African start-ups, addressing overlooked needs, are putting the spotlight on a burgeoning tech scene, despite challenges such as inequality and limited digitization.
At the GITEX Africa fair in the Moroccan city of Marrakesh this week, innovations in remittances and healthcare that cater to the continent’s demands underscored the thriving sector.
One of those at the show, Jean-Charles Mendy, launched an app with his business partner three years ago, giving people working abroad better control over the money they send to their families back home.
Photo: AFP
“The market for sending money by Africans in the diaspora is huge,” the 40-year-old Senegalese entrepreneur said on the sidelines of the gathering, which drew about 1,500 start-ups, companies and banks.
The app, only available to the Senegalese diaspora for now, enables direct payment of bills, including electricity or phone expenses, or conversion into vouchers for supermarket purchases.
Remittances to sub-Saharan Africa reached more than US$50 billion last year, the World Bank says.
People in the diaspora “find that they sacrifice too much for their money to be misused,” Mendy said. “If you are not Senegalese, you won’t imagine that this is a problem that people encounter.”
“All solutions we have put in place are a combination of European solutions used to meet African needs, thanks to technology,” he said.
The International Finance Corp, the World Bank’s private sector arm, says that Africa’s start-up ecosystem, particularly in mobile payments, is the world’s fastest growing.
However, significant inequality plagues the continent, characterized by a widespread lack of digitization and a challenging financial environment.
The Partech Africa private equity fund says the continent’s tech ecosystem was valued at US$3.5 billion last year, a 46 percent decline from 2022, with half of its active investors lost.
Bennie Mmbaga, head of investments at Maua Mazuri, a biotechnology start-up aimed at boosting banana yields, said that when the firm was established in 2020, foreign investors “failed to understand the need” for its innovative approach.
“In East Africa, bananas are used for everything,” and although Tanzania has some of the largest banana plantations in the world, yields fall far behind other countries, partially owing to a virus that has been particularly rampant since 2020, he said.
Today, his start-up helps 1,000 farmers with disease-resistant seeds and makes up to US$655,000 in revenue per year.
“Investors realize now that there is a need,” he said.
Healthcare technology is another growing sector in Africa, where more than half of the continent’s1.4 billion people live in poverty and lack medical coverage, the UN Economic Commission for Africa (UNECA) says.
“Governments spend only 6 percent of their GDP on healthcare,” said Mactar Seck, head of innovation and technology at UNECA. “We have to do something.

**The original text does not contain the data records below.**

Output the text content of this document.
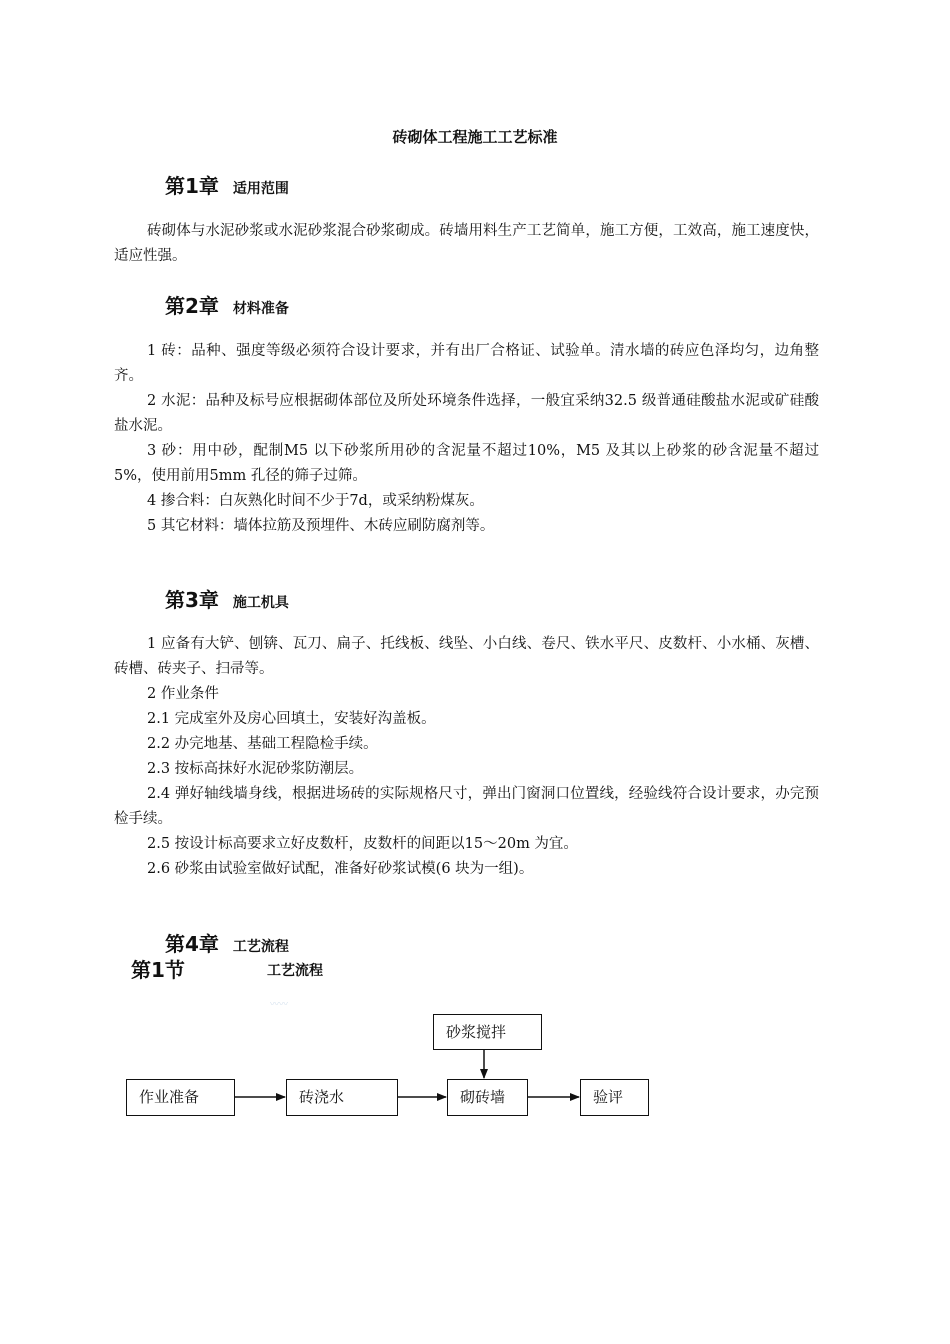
砖砌体工程施工工艺标准
第1章 适用范围

砖砌体与水泥砂浆或水泥砂浆混合砂浆砌成。砖墙用料生产工艺简单，施工方便，工效高，施工速度快，适应性强。

第2章 材料准备

1 砖：品种、强度等级必须符合设计要求，并有出厂合格证、试验单。清水墙的砖应色泽均匀，边角整齐。

2 水泥：品种及标号应根据砌体部位及所处环境条件选择，一般宜采纳32.5 级普通硅酸盐水泥或矿硅酸盐水泥。

3 砂：用中砂，配制M5 以下砂浆所用砂的含泥量不超过10%，M5 及其以上砂浆的砂含泥量不超过5%，使用前用5mm 孔径的筛子过筛。

4 掺合料：白灰熟化时间不少于7d，或采纳粉煤灰。

5 其它材料：墙体拉筋及预埋件、木砖应刷防腐剂等。

第3章 施工机具

1 应备有大铲、刨锛、瓦刀、扁子、托线板、线坠、小白线、卷尺、铁水平尺、皮数杆、小水桶、灰槽、砖槽、砖夹子、扫帚等。

2 作业条件

2.1 完成室外及房心回填土，安装好沟盖板。

2.2 办完地基、基础工程隐检手续。

2.3 按标高抹好水泥砂浆防潮层。

2.4 弹好轴线墙身线，根据进场砖的实际规格尺寸，弹出门窗洞口位置线，经验线符合设计要求，办完预检手续。

2.5 按设计标高要求立好皮数杆，皮数杆的间距以15～20m 为宜。

2.6 砂浆由试验室做好试配，准备好砂浆试模(6 块为一组)。

第4章 工艺流程
第1节	工艺流程
〰〰
作业准备	砖浇水
砂浆搅拌
砌砖墙	验评
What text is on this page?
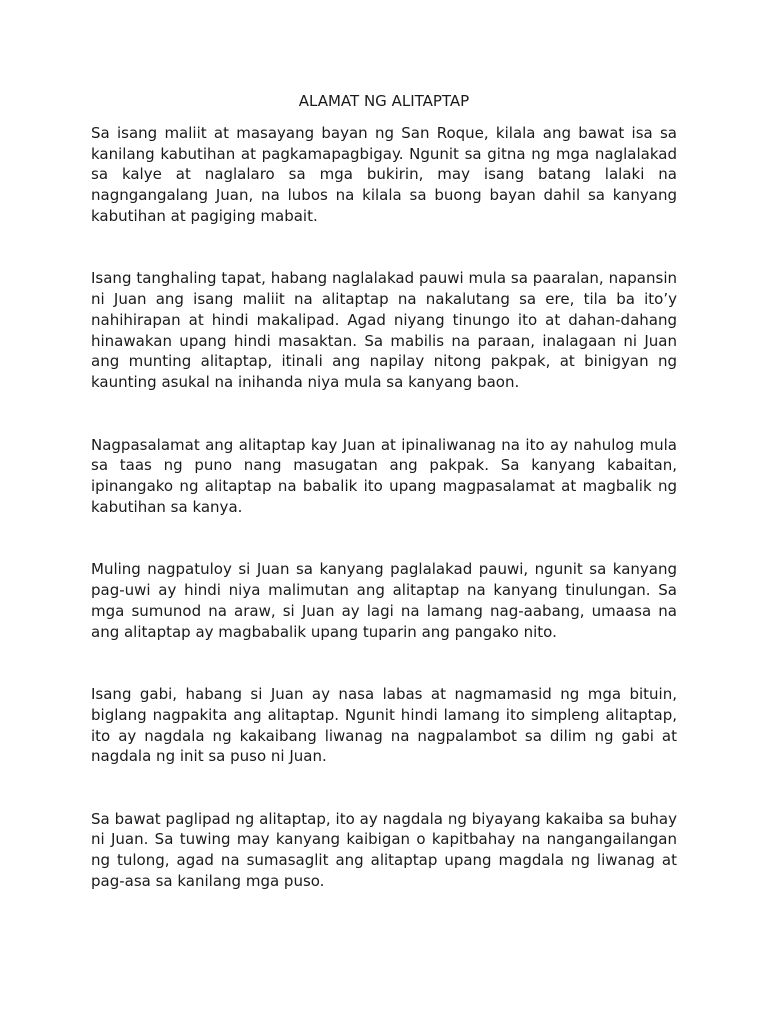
ALAMAT NG ALITAPTAP

Sa isang maliit at masayang bayan ng San Roque, kilala ang bawat isa sa kanilang kabutihan at pagkamapagbigay. Ngunit sa gitna ng mga naglalakad sa kalye at naglalaro sa mga bukirin, may isang batang lalaki na nagngangalang Juan, na lubos na kilala sa buong bayan dahil sa kanyang kabutihan at pagiging mabait.

Isang tanghaling tapat, habang naglalakad pauwi mula sa paaralan, napansin ni Juan ang isang maliit na alitaptap na nakalutang sa ere, tila ba ito’y nahihirapan at hindi makalipad. Agad niyang tinungo ito at dahan-dahang hinawakan upang hindi masaktan. Sa mabilis na paraan, inalagaan ni Juan ang munting alitaptap, itinali ang napilay nitong pakpak, at binigyan ng kaunting asukal na inihanda niya mula sa kanyang baon.

Nagpasalamat ang alitaptap kay Juan at ipinaliwanag na ito ay nahulog mula sa taas ng puno nang masugatan ang pakpak. Sa kanyang kabaitan, ipinangako ng alitaptap na babalik ito upang magpasalamat at magbalik ng kabutihan sa kanya.

Muling nagpatuloy si Juan sa kanyang paglalakad pauwi, ngunit sa kanyang pag-uwi ay hindi niya malimutan ang alitaptap na kanyang tinulungan. Sa mga sumunod na araw, si Juan ay lagi na lamang nag-aabang, umaasa na ang alitaptap ay magbabalik upang tuparin ang pangako nito.

Isang gabi, habang si Juan ay nasa labas at nagmamasid ng mga bituin, biglang nagpakita ang alitaptap. Ngunit hindi lamang ito simpleng alitaptap, ito ay nagdala ng kakaibang liwanag na nagpalambot sa dilim ng gabi at nagdala ng init sa puso ni Juan.

Sa bawat paglipad ng alitaptap, ito ay nagdala ng biyayang kakaiba sa buhay ni Juan. Sa tuwing may kanyang kaibigan o kapitbahay na nangangailangan ng tulong, agad na sumasaglit ang alitaptap upang magdala ng liwanag at pag-asa sa kanilang mga puso.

Half of Africa’s population doesn’t have health care coverage.”
Renee Ngamau confounded CheckUps, a company providing “tech-enabled” medication and delivery services in remote areas of Kenya and South Sudan.
Through its mobile app, patients find access to affordable medical coverage without age or medical record criteria, receive small loans from a partner bank or promptly get in touch with the nearest nurse.
The company also provides services to relatives of the main beneficiaries.
“We understand the ecosystem in which we are,” Ngamau said. “The African family is structured differently, so we allow our beneficiaries to share their benefits with their parents, neighbors, whoever is important to them.”
In Kinshasa, doctor and entrepreneur Ulrich Kouesso launched LukaPharma, an app with a map of nearby pharmacies where medication is available in the Democratic Republic of Congo capital.
Kouesso said the app solves three problems: the time wasted looking for pharmacies in a city of 15 million people, the phenomenon of “fake pharmacies” operating without a license and finding coveted medication, especially cancer drugs.
“People are not aware of the potential that technology can bring to solving their problems,” Kouesso said.
“Knowing that the Congolese population is around 100 million, imagine the potential lives that can be saved with such an application, and also the potential in doing business,” he said.